Public condemnation began Monday at the Town Council meeting, where many attendees accused Beauregard and the Town Council of racial insensitivity. The R.I. American Civil Liberties Union and the Providence Branch of the National Association for the Advancement of Colored People also issued statements rebuking the resolution.
“The message that is sent is that the town of North Smithfield does not care about police brutality and racial inequality,” NAACP Providence President Jim Vincent told The Herald. “They do not care about issues that affect people of color.”
“It’s also political grandstanding,” Vincent added. “Using a town council to express your personal views is just an abuse of power and a waste of taxpayers time and money.”
“We have so many prominent issues to deal with. … Frankly, spending time on this (Nike Resolution) is asinine,” said North Smithfield School Committee Member Arthur Bassett during the Town Council meeting Monday.
“We have worked too hard to let anything compromise our community values or to let anything distract us from working towards what’s best for our students, and that’s what we as a School Committee will continue to do,” wrote School Committee Member Jean Meo in an email to The Herald.
North Smithfield is not the first place to ban Nike products — the town of Kenner, Louisiana and the Mississippi police force have also passed similar resolutions.

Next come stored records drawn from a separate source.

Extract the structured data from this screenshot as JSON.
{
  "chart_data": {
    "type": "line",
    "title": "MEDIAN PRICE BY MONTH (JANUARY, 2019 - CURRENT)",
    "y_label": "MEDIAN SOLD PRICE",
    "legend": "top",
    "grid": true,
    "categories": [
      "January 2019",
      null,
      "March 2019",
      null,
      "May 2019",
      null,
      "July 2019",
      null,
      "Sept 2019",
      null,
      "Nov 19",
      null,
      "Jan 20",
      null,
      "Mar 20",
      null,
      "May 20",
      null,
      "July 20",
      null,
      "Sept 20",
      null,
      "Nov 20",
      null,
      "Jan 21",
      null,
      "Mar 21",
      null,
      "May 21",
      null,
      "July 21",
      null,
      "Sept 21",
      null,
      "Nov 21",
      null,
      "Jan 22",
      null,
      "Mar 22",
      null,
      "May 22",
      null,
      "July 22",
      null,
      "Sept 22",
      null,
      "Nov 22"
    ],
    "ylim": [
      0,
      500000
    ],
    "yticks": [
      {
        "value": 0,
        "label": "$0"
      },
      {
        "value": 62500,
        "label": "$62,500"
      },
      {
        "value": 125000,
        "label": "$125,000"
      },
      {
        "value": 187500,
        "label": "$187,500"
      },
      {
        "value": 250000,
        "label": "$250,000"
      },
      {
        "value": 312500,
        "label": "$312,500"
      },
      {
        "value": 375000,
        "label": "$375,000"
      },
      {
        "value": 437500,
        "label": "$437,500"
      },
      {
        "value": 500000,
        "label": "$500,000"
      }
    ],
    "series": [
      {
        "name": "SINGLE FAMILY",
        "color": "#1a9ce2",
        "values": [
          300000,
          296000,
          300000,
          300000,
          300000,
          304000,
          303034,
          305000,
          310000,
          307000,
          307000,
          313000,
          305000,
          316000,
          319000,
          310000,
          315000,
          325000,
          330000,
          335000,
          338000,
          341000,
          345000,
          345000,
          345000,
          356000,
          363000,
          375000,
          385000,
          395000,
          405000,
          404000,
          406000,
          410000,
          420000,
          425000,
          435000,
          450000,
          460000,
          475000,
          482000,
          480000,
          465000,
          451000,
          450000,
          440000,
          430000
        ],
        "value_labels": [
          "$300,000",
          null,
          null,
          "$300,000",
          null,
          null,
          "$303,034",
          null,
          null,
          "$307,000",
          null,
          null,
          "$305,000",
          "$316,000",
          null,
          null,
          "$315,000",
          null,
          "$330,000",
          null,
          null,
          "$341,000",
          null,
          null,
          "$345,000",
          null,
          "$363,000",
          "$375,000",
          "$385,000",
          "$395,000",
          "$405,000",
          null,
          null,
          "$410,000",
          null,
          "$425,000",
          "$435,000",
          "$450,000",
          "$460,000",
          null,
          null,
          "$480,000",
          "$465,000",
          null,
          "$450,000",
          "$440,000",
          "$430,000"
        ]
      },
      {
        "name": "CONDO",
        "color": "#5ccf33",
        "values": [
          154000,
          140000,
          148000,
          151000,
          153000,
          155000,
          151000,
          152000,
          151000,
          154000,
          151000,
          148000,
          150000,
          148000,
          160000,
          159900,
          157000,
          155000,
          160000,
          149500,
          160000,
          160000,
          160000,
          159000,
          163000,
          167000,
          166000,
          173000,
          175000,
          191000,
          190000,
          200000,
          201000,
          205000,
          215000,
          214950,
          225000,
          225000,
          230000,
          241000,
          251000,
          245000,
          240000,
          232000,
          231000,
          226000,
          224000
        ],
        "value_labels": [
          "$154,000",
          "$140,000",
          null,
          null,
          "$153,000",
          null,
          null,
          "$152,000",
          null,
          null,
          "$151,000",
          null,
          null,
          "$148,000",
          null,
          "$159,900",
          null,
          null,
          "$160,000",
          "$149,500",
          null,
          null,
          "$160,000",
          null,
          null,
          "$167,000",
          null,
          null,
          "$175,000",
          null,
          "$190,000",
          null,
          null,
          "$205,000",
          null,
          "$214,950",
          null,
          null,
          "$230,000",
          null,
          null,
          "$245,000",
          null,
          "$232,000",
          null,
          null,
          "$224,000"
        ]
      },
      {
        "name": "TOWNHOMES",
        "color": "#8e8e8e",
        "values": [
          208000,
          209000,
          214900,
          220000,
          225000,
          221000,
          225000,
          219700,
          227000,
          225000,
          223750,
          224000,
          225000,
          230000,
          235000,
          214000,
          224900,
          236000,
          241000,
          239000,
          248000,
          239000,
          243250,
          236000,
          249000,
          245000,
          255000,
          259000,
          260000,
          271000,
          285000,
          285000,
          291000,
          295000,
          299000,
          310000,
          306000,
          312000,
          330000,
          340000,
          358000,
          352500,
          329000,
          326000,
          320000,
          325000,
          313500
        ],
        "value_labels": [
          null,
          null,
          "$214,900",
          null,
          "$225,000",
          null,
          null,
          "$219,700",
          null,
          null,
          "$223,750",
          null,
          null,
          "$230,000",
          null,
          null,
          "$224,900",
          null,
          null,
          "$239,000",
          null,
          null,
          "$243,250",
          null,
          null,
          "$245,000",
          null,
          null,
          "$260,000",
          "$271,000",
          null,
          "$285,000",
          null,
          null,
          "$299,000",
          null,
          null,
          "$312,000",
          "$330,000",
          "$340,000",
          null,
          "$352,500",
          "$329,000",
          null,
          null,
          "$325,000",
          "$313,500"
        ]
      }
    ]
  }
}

“We can only hope that a town as far away from the Mason-Dixon line as North Smithfield, Rhode Island will not be the third,” R.I. ACLU Executive Director Steven Brown wrote in an open letter to the Town Council in the lead-up to passing the Nike Resolution.
The R.I. ACLU has since commended Beauregard for reconsidering the decision.
“If rescinded, this will be a major victory for those who spoke out in favor of freedom of speech!” the R.I. ACLU tweeted.
Recalling the resolution will allow the Town Council to move past the issue and reaffirm its community values, according to School Committee Member Paul Jones.
“We believe in freedom of speech and we believe in being an all-inclusive community,” Jones told The Herald. “This resolution doesn’t define us and it never should have.”
Neither Beauregard nor North Smithfield Superintendent of Schools Michael St. Jean could be reached for comment.